A decisão de manifestar no Facebook, e agora neste blog, foi motivada pela profunda decepção de ver estas duas ideias voltarem à moda no Brasil depois de aparentemente abandonadas em decorrência da grande crise da década de 1980. Após mais de uma década de inflação gigantesca e estagnação econômica o Brasil resolveu arriscar, timidamente eu sei, o caminho de uma economia de mercado. A estabilidade econômica foi considerada um valor em si, as privatizações foram feitas, iniciou-se um processo de abertura da economia e uma agenda de reformas buscando a eficiência. O resultado foi um período de crescimento modesto, porém maior que o dos anos 1980, e um processo de desconcentração de renda sem paralelos em outros períodos com disponibilidade de dados. Pela primeira vez em muitos anos os pobres participavam dos ganhos gerados pelo crescimento. A reversão destas políticas coloca em risco todas estas conquistas.
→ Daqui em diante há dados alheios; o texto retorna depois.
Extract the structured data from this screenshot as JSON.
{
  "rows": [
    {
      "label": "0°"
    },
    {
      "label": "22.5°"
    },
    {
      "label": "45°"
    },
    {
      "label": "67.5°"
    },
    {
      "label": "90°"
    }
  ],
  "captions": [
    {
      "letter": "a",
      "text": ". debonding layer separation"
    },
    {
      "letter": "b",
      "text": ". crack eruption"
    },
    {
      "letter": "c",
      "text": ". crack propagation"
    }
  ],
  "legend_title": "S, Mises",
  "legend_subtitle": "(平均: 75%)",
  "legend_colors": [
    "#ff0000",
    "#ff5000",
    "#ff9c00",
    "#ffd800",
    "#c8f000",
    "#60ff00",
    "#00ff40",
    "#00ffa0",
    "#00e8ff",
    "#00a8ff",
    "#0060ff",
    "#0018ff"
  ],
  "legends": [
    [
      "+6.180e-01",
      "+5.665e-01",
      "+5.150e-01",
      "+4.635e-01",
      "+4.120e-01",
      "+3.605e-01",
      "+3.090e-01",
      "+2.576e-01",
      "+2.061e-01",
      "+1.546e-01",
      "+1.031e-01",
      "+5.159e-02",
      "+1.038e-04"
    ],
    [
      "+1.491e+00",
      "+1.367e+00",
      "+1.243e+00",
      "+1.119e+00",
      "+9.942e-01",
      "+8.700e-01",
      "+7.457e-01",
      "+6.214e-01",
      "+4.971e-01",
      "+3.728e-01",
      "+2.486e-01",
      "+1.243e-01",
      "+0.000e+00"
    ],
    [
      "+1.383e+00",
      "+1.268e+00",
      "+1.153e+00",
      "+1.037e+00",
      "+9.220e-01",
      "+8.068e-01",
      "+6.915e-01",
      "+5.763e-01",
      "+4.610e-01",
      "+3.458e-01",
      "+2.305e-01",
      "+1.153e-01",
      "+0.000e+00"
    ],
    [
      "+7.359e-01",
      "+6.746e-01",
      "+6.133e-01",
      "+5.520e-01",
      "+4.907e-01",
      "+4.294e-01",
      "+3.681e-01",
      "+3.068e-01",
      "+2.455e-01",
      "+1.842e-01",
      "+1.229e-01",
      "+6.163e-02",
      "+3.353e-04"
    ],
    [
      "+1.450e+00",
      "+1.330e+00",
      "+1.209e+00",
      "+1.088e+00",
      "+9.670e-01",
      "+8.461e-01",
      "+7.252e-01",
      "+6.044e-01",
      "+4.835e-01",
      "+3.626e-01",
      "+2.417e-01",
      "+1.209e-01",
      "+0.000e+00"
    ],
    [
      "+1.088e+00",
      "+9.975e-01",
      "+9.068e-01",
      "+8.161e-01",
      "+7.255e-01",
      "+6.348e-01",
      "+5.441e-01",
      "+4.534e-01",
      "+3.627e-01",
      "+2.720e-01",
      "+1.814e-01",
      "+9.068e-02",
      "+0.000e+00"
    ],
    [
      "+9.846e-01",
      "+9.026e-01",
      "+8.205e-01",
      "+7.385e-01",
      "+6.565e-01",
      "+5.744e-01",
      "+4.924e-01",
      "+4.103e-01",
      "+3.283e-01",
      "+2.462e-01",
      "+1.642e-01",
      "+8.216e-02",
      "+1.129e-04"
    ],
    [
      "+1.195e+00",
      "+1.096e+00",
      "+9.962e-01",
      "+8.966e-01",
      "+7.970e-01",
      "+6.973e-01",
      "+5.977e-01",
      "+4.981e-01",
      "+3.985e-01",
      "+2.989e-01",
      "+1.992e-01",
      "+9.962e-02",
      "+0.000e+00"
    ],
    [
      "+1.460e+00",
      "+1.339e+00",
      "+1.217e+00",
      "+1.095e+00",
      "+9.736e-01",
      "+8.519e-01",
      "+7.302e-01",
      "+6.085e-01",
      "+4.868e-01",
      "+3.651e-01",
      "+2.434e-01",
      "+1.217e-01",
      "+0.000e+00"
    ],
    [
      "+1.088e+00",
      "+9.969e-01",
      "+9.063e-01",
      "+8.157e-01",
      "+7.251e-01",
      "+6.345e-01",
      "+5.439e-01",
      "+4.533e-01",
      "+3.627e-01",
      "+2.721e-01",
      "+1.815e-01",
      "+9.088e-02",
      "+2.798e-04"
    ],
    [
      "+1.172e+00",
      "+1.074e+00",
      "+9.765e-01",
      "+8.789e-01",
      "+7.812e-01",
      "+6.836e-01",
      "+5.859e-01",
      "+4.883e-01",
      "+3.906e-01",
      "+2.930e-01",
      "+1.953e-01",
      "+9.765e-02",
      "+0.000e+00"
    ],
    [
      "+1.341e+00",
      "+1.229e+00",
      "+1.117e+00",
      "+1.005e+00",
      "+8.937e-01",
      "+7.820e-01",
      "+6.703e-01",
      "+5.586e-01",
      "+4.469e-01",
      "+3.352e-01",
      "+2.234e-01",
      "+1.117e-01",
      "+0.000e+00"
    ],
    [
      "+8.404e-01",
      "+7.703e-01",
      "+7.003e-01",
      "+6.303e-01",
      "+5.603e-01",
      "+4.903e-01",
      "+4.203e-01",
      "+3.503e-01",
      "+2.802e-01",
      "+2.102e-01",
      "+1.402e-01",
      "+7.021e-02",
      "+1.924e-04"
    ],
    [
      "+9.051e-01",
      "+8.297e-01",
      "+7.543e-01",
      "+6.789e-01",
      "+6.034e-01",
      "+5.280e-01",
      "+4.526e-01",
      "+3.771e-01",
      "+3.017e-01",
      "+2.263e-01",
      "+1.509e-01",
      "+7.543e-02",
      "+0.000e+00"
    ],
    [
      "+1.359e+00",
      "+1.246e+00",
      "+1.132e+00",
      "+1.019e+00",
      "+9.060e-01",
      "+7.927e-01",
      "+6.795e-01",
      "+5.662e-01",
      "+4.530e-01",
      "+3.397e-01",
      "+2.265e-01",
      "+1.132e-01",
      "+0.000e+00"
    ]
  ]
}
Os primeiros sinais do retrocesso já estão disponíveis. Um leitor atento de jornais já percebeu que paramos de falar de reformas e inclusão e voltamos a falar de inflação e necessidade de estimular o crescimento. O combate à inflação, maior garantia que os mais pobres não terão redução de renda, deixou de ser um objetivo e passou a ser um elemento no estímulo ao crescimento e a indústria. Como brasileiro não gostaria de viver no país que parecia ter sido superado nos anos 1990, este blog é aminha contribuição para evitar que sigamos este caminho. É uma contribuição pequena e modesta, mas é o que posso fazer no momento.